Dalam Kekhilafahan Utsmani, penerapan ilmu berlangsung lebih sistematis. Negara membangun madrasah, rumah sakit (darüşşifa), lembaga administrasi, dan pusat-pusat keilmuan yang menyerap ulama, tabib, insinyur, dan administrator. Ilmu kedokteran diterapkan dalam pelayanan publik, ilmu teknik menopang infrastruktur dan pertahanan, sementara ilmu administrasi memastikan pengelolaan wilayah yang luas. Kaum terpelajar tidak dibiarkan mencari peran sendiri, tetapi diarahkan untuk melayani kepentingan umat dan negara.

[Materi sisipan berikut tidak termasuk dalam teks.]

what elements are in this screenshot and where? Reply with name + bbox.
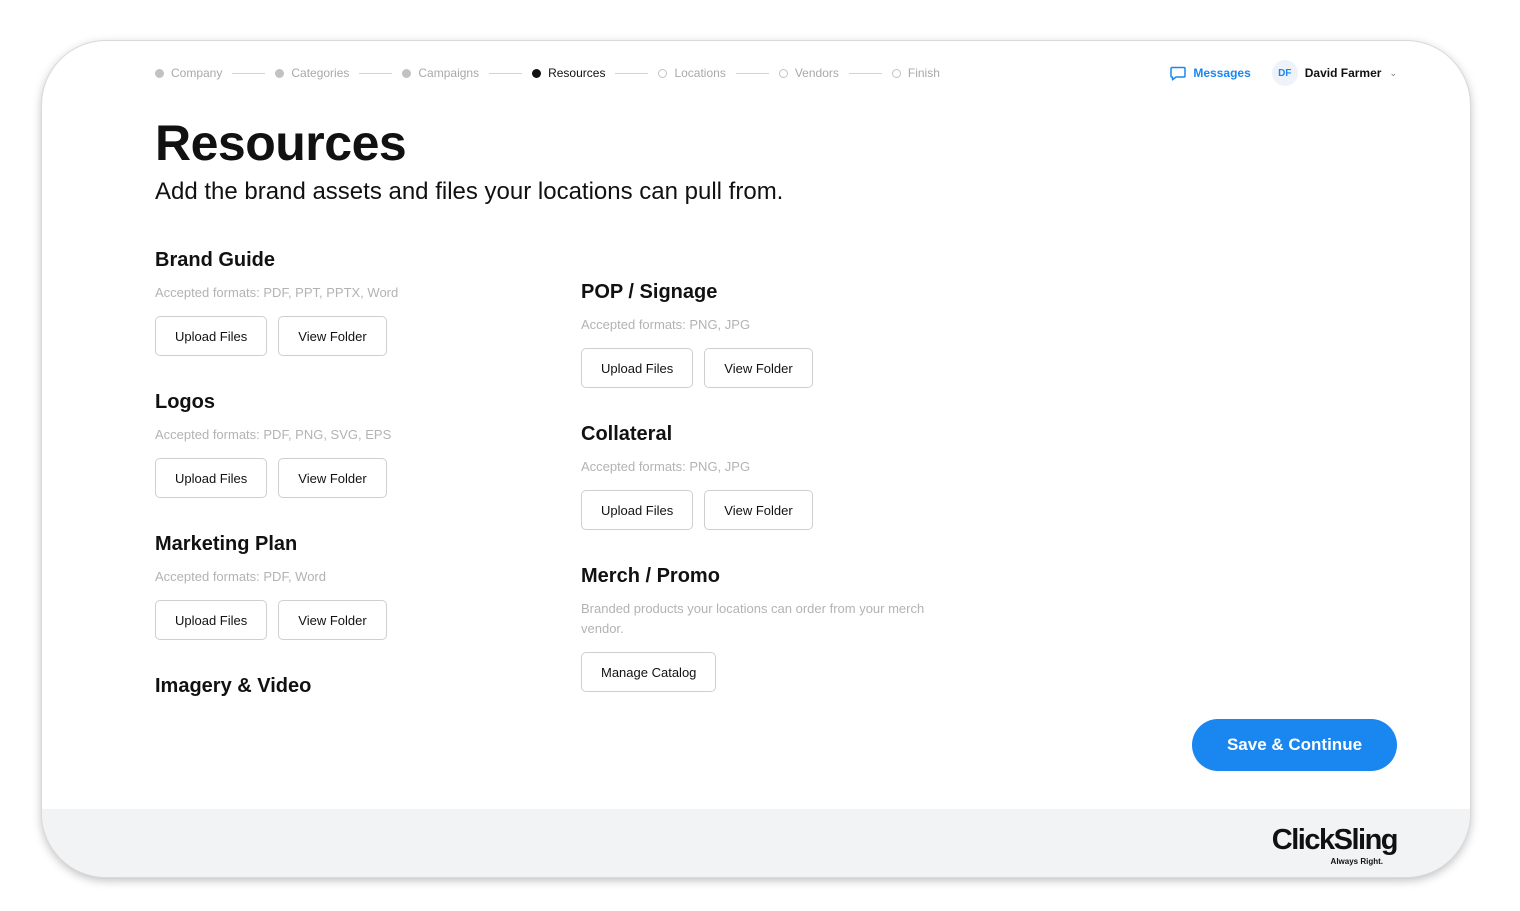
view-folder-button[interactable]: View Folder	[278, 600, 387, 640]
step-pending-dot-icon	[891, 68, 901, 78]
step-pending-dot-icon	[658, 68, 668, 78]
section-title: Merch / Promo	[581, 565, 720, 587]
step-label: Company	[171, 66, 223, 80]
section-description: Accepted formats: PNG, JPG	[581, 317, 751, 332]
app-window: Company Categories Campaigns Resources L…	[42, 41, 1470, 877]
step-label: Resources	[548, 66, 606, 80]
step-connector	[735, 72, 769, 74]
upload-files-button[interactable]: Upload Files	[155, 458, 268, 498]
section-marketing-plan: Marketing Plan Accepted formats: PDF, Wo…	[155, 533, 398, 640]
step-complete-dot-icon	[275, 68, 285, 78]
view-folder-button[interactable]: View Folder	[278, 316, 387, 356]
step-label: Locations	[674, 66, 726, 80]
step-complete-dot-icon	[402, 68, 412, 78]
top-right-controls: Messages DF David Farmer ⌄	[1170, 60, 1397, 86]
messages-link[interactable]: Messages	[1170, 66, 1251, 81]
step-connector	[848, 72, 882, 74]
step-label: Categories	[291, 66, 350, 80]
upload-files-button[interactable]: Upload Files	[581, 348, 694, 388]
section-title: Brand Guide	[155, 249, 276, 271]
section-logos: Logos Accepted formats: PDF, PNG, SVG, E…	[155, 391, 398, 498]
section-description: Accepted formats: PDF, PNG, SVG, EPS	[155, 427, 392, 442]
section-title: Collateral	[581, 423, 673, 445]
step-locations[interactable]: Locations	[658, 66, 726, 80]
chevron-down-icon: ⌄	[1389, 67, 1397, 78]
upload-files-button[interactable]: Upload Files	[155, 600, 268, 640]
step-campaigns[interactable]: Campaigns	[402, 66, 479, 80]
logo-tagline: Always Right.	[1330, 857, 1383, 866]
step-active-dot-icon	[532, 68, 542, 78]
progress-stepper: Company Categories Campaigns Resources L…	[155, 65, 940, 81]
clicksling-logo: ClickSling Always Right.	[1271, 824, 1399, 866]
section-title: Imagery & Video	[155, 675, 312, 697]
step-finish[interactable]: Finish	[891, 66, 940, 80]
step-resources[interactable]: Resources	[532, 66, 605, 80]
section-imagery-video: Imagery & Video	[155, 675, 311, 698]
step-vendors[interactable]: Vendors	[778, 66, 839, 80]
step-connector	[615, 72, 649, 74]
section-description: Branded products your locations can orde…	[581, 601, 925, 636]
avatar: DF	[1271, 60, 1298, 86]
step-categories[interactable]: Categories	[275, 66, 349, 80]
section-collateral: Collateral Accepted formats: PNG, JPG Up…	[581, 423, 824, 530]
section-title: Marketing Plan	[155, 533, 298, 555]
section-description: Accepted formats: PDF, PPT, PPTX, Word	[155, 285, 399, 300]
section-description: Accepted formats: PNG, JPG	[581, 459, 751, 474]
step-connector	[359, 72, 393, 74]
save-continue-button[interactable]: Save & Continue	[1192, 719, 1397, 771]
section-merch-promo: Merch / Promo Branded products your loca…	[581, 565, 961, 692]
upload-files-button[interactable]: Upload Files	[581, 490, 694, 530]
step-label: Vendors	[794, 66, 839, 80]
messages-label: Messages	[1193, 66, 1251, 80]
section-title: Logos	[155, 391, 215, 413]
step-complete-dot-icon	[155, 68, 164, 78]
step-connector	[489, 72, 523, 74]
section-description: Accepted formats: PDF, Word	[155, 569, 326, 584]
chat-bubble-icon	[1170, 66, 1187, 81]
view-folder-button[interactable]: View Folder	[704, 490, 813, 530]
step-label: Campaigns	[418, 66, 480, 80]
section-pop-signage: POP / Signage Accepted formats: PNG, JPG…	[581, 281, 824, 388]
manage-catalog-button[interactable]: Manage Catalog	[581, 652, 717, 692]
upload-files-button[interactable]: Upload Files	[155, 316, 268, 356]
view-folder-button[interactable]: View Folder	[278, 458, 387, 498]
step-company[interactable]: Company	[155, 66, 222, 80]
user-name: David Farmer	[1304, 66, 1382, 80]
step-label: Finish	[907, 66, 940, 80]
footer: ClickSling Always Right.	[42, 809, 1470, 877]
step-connector	[232, 72, 266, 74]
logo-name: ClickSling	[1271, 824, 1399, 856]
user-menu[interactable]: DF David Farmer ⌄	[1271, 60, 1397, 86]
page-subtitle: Add the brand assets and files your loca…	[155, 178, 784, 205]
page-title: Resources	[155, 115, 407, 171]
step-pending-dot-icon	[778, 68, 788, 78]
view-folder-button[interactable]: View Folder	[704, 348, 813, 388]
section-brand-guide: Brand Guide Accepted formats: PDF, PPT, …	[155, 249, 398, 356]
section-title: POP / Signage	[581, 281, 718, 303]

Ibn Khaldun dalam Al-Muqaddimah menegaskan bahwa kemajuan peradaban (‘umran) hanya lahir ketika ilmu, kerja produktif, dan kekuasaan politik berjalan seiring. Ketika negara berhenti menjadi penggerak penerapan ilmu, peradaban akan melemah. Gambaran inilah yang relevan dengan kondisi hari ini—ilmu ada, lulusan ada, tetapi belum diurus secara serius dalam arah pembangunan.
Dalam kerangka Islam, ilmu dan lulusan pendidikan tinggi terkait langsung dengan dakwah dan jihad dalam makna luas. Dakwah berarti membangun sistem kehidupan yang adil dan bermakna, sementara jihad adalah kesungguhan mengerahkan seluruh potensi umat—termasuk ilmu dan kebijakan—untuk menjaga dan mengembangkan peradaban. Dengan pemahaman ini, lulusan S2 dan S3 adalah aset strategis umat. Menganggurnya mereka bukan hanya kerugian ekonomi, tetapi juga pelemahan daya juang intelektual umat.
Pemikir politik Islam Taqiyuddin an-Nabhani menegaskan bahwa negara dalam Islam wajib menciptakan kebutuhan publik yang menyerap ilmu, bukan menyerahkan nasib lulusan pada mekanisme pasar (Nizham al-Islam). Karena itu, solusi Islam tidak cukup dengan pelatihan ulang atau penyesuaian kurikulum, tetapi menuntut perubahan arah pembangunan: dari pembangunan yang mengejar pertumbuhan, menuju pembangunan yang memuliakan ilmu dan manusia.
Menganggurnya kaum terpelajar bukan takdir, melainkan akibat pilihan arah pembangunan. Selama ilmu dipinggirkan dan tidak diurus secara serius, pendidikan tinggi akan terus melahirkan generasi cerdas yang kehilangan ruang pengabdian. Islam menawarkan arah yang lebih bermakna—dengan peran negara mengelola ilmu sebagai kekuatan umat, kaum terpelajar diarahkan melayani kepentingan publik, dan pembangunan diletakkan sebagai jalan membangun peradaban. Ketika ilmu kembali dimuliakan, kaum terpelajar tidak lagi menjadi angka pengangguran, tetapi menjadi penggerak kebangkitan umat dan masa depan bangsa. Wallahualam bissawab.